ブラウンソースハンバーグ師匠

メランコリアのブラウンソースハンバーグ師匠のレビュー・感想・評価

メランコリア(2011年製作の映画)
-
華はあるけど可哀想な役ばかりやらされてきた幸薄キルスティンダンストが、地球を道連れに人生を終わらせる映画です。
観る前は、始めから美しくも陰鬱な空気感で展開されていくのかと想像していたのですが、前半は監督が今までやってきたような傲慢でネチネチっとした人間模様が描かれます。辛辣すぎて、それ故にコメディとしても受け取れてしまうあの感じ。

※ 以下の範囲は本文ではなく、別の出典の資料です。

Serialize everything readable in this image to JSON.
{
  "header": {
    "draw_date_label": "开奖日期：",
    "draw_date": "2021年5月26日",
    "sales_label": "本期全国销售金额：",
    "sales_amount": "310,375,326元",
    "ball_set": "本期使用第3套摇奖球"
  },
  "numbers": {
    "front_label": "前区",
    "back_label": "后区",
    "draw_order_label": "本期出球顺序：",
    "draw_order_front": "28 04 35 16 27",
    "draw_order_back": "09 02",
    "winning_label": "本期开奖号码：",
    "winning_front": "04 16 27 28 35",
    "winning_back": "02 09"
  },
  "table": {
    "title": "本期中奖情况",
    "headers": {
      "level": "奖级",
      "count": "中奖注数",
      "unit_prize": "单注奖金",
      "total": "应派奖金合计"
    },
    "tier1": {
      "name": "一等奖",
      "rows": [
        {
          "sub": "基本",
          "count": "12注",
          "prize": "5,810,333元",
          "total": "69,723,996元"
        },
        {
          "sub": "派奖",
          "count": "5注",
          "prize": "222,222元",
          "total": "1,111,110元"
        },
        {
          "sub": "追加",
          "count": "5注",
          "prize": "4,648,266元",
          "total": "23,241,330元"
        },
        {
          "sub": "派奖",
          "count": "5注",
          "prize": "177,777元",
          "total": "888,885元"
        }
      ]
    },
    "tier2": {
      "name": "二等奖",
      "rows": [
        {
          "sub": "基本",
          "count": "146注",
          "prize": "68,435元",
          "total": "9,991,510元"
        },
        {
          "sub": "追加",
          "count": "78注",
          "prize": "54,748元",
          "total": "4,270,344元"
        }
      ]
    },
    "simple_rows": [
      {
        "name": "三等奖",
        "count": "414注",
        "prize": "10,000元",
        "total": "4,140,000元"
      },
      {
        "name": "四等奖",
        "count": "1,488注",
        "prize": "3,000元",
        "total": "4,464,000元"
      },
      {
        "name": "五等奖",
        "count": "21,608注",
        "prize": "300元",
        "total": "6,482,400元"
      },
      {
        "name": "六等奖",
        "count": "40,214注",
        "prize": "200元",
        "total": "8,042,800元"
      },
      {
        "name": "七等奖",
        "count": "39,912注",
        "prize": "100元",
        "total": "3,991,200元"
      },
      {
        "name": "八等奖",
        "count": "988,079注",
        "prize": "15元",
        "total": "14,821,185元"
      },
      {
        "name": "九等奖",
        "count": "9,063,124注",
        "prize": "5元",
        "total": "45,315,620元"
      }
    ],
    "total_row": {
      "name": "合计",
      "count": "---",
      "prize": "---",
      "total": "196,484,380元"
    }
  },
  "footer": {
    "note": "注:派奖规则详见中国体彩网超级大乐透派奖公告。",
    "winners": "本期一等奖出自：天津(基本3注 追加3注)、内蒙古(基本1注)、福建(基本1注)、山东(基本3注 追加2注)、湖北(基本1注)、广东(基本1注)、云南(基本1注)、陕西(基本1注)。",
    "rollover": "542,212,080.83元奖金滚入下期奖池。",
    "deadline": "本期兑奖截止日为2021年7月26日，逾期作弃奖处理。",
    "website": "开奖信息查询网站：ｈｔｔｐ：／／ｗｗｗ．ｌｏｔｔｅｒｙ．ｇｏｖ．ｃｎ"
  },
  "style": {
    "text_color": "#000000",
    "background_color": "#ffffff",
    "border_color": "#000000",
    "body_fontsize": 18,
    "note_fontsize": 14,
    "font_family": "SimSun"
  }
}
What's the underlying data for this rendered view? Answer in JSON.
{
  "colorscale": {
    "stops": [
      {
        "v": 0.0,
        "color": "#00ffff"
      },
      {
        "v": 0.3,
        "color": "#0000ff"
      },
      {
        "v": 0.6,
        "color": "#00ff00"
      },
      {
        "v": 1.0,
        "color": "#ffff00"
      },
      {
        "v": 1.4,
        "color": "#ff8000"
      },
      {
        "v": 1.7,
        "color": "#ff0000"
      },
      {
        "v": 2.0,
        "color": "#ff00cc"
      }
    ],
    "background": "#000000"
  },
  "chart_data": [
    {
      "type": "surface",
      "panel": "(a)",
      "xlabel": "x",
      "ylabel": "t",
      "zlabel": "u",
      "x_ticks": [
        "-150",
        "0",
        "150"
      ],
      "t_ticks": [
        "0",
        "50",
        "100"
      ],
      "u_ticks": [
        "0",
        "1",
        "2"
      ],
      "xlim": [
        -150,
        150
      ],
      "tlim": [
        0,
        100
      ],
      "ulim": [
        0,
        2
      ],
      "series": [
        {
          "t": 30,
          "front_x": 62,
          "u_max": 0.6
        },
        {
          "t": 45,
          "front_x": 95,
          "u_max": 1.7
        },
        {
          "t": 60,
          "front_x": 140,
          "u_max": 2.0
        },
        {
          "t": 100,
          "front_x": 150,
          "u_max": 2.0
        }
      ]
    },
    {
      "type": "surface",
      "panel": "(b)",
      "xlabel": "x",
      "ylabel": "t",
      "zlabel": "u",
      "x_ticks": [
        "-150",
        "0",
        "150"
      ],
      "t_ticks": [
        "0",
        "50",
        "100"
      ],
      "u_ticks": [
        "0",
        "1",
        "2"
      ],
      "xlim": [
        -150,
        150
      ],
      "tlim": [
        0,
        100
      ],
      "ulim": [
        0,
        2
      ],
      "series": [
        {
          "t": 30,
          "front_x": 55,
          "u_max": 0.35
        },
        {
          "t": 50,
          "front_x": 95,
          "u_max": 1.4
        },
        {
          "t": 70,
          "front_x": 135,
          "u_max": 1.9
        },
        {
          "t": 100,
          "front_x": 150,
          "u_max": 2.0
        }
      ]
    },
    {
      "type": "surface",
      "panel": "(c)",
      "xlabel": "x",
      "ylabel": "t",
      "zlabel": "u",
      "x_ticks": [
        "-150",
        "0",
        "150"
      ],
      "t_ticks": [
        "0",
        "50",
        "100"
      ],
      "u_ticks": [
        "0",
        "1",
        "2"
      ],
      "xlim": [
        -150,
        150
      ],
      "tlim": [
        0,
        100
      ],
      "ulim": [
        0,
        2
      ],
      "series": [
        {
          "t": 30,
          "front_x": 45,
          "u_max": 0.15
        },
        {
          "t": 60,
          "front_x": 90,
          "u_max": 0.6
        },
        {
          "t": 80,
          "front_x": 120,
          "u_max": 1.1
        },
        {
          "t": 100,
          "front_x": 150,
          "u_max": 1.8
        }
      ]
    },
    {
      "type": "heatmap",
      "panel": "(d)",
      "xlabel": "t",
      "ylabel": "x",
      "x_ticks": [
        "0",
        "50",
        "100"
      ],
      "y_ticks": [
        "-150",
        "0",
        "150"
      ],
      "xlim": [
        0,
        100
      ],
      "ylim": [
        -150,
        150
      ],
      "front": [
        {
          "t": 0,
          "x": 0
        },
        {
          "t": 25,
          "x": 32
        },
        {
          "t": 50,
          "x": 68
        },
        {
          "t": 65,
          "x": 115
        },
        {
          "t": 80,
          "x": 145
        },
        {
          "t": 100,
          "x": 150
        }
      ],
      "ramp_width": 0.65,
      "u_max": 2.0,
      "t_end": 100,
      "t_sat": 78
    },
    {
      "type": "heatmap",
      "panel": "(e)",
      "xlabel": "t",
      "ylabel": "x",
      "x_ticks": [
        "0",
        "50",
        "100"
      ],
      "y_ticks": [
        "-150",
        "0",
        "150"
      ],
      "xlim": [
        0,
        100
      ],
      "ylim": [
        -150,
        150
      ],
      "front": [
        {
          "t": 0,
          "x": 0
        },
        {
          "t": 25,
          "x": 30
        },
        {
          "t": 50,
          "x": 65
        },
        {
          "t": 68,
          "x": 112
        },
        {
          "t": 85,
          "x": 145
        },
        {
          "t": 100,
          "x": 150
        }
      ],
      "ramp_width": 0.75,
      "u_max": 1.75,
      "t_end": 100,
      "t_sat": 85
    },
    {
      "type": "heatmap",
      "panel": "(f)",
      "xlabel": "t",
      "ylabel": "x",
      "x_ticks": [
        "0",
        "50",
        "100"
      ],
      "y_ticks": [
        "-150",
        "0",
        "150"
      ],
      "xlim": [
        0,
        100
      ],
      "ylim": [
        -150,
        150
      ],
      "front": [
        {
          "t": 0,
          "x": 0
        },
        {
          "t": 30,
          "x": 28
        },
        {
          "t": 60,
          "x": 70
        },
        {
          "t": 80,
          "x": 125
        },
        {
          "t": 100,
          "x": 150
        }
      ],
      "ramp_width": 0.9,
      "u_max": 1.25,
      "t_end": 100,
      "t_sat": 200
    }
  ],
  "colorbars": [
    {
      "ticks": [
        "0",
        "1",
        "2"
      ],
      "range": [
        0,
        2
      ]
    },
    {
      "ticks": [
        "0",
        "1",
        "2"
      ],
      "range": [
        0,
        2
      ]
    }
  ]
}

そこから後半は地球滅亡までの秒読みが始まっていくという展開です。
引きの強い、地球滅亡という要素に頼り過ぎないところが並みのパニックムービーとは一線を画くところであります。また、人間の傲慢さを行き着くところまで描いていた監督が、今作では地球滅亡でそれ自体をうやむやにしてしまいます(その為の自己模倣的な前半とも言えるかもしれません)。この姿勢は、自作に対しての自己批判や脱却のようにも受け取れました。
ラストシーンに関しては、ダンサーインザダークの終盤のように息の詰まる展開です。容易に身動きが取れない映画館で鑑賞することをオススメします。